MY WEEK WITH AUDREY - DAY 2. TUESDAY. "SABRINA" (1954)


MY WEEK WITH AUDREY - DAY 2. TUESDAY. 
"SABRINA" (1954)



PITCH. A Long-Island, Sabrina Fairchild est la fille du chauffeur/garagiste dans une grande famille d’hommes d’affaires extrêmement riches : les Larrabee, un père et ses deux fils, Linus et David. Linus (Humphrey Bogart) est l’ainé, très concentré sur les affaires, sérieux, introverti et sans vie privé. David (William Holden), le plus jeune, est un playboy inconséquent qui enchaine les mariages et les maîtresses.
Sabrina est folle amoureuse de David depuis son enfance et passe son temps à soupirer en l’observant. Mais David, trop occupé à courir les femmes sophistiquées, ne remarque absolument pas la modeste jeune femme. La passion de Sabrina est telle qu’elle en tente de suicider, sauvée in extremis par Linus. La mort dans l’âme, elle part pour Paris où son père l’envoie faire des études de cuisine, mais aussi pour l’éloigner de sa passion désespérée.
La capitale Française transforme complètement la fille du chauffeur. A son retour, méconnaissable, elle est devenue une dame élégante, distinguée et terriblement séduisante. David tombe instantanément sous le charme. Sabrina, jamais vraiment guérie de son amour, tient sa revanche et peut enfin vivre son idylle rêvée. David en oublierait presqu’il est sur le point de se marier (encore !). Sous couvert de rendre service et d’arranger la situation, Linus se rapproche de plus en plus de Sabrina, se révélant un homme plus sensible et attachant qu’il n’y paraissait…



COMMENTAIRE. « Roman Holiday » associait Audrey et la ville de Rome ; « Sabrina » associe Audrey et le réalisateur Billy Wilder, un autre monument éternel dans son genre. Il s’agissait de ma troisième découverte d’un Wilder (après Certains l’aiment chaud que j’ai découvert dans mon adolescence et que j’adore ; et Sunset Boulevard, que j’ai vu plus récemment et que, tout culte qu’il soit, j’ai moins aimé tout en comprenant sa qualité et son importance).

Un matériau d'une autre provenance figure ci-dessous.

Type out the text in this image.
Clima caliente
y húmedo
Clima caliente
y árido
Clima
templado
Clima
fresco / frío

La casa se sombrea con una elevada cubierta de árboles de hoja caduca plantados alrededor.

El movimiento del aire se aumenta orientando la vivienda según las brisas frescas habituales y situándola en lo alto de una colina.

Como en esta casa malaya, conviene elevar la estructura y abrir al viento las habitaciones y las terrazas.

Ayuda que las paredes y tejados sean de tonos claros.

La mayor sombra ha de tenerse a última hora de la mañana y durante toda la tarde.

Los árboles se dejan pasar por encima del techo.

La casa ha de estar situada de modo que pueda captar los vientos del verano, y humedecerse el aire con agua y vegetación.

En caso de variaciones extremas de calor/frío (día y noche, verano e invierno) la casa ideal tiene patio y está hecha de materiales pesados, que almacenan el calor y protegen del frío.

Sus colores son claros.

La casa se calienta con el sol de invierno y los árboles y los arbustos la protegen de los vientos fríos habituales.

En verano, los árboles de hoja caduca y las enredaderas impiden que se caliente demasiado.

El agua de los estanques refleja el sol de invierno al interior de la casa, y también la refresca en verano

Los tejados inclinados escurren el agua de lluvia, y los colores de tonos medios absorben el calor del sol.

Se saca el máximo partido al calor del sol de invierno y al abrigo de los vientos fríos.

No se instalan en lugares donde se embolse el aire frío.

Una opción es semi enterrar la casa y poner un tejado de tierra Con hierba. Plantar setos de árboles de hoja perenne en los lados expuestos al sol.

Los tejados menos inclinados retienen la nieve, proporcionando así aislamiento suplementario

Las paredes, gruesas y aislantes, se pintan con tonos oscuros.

Le film commence très fort. Le thème principal de la musique et l’image du générique sont superbes, installant d’entrée l’image de la pleine Lune qui parcourra l’ensemble du film, renvoyant au fait que son héroïne cherche à la décrocher. A son retour de Paris, métamorphosée, quand son père lui dira sur un ton de reproche : « Still trying to reach the moon, eh ? », la jeune femme répondra, apaisée : « No, the moon’s reaching for me ».



Passé le générique, la voix d’Audrey Hepburn entame la récitation d’un prélude digne d’un conte de fée : « Once upon a time… », introduisant les personnages et la situation initiale. Juste après Roman Holiday (1953) qui évoquait déjà Cendrillon et une histoire à la Disney, on retrouve donc immédiatement ce type de récit enchanteur qui semble avoir été dès l’origine une des marques d’Audrey et la synthèse de ses rôles : des transformations dignes de princesse, de la candeur, de la beauté, des idylles, des récits optimistes au happy end romantique.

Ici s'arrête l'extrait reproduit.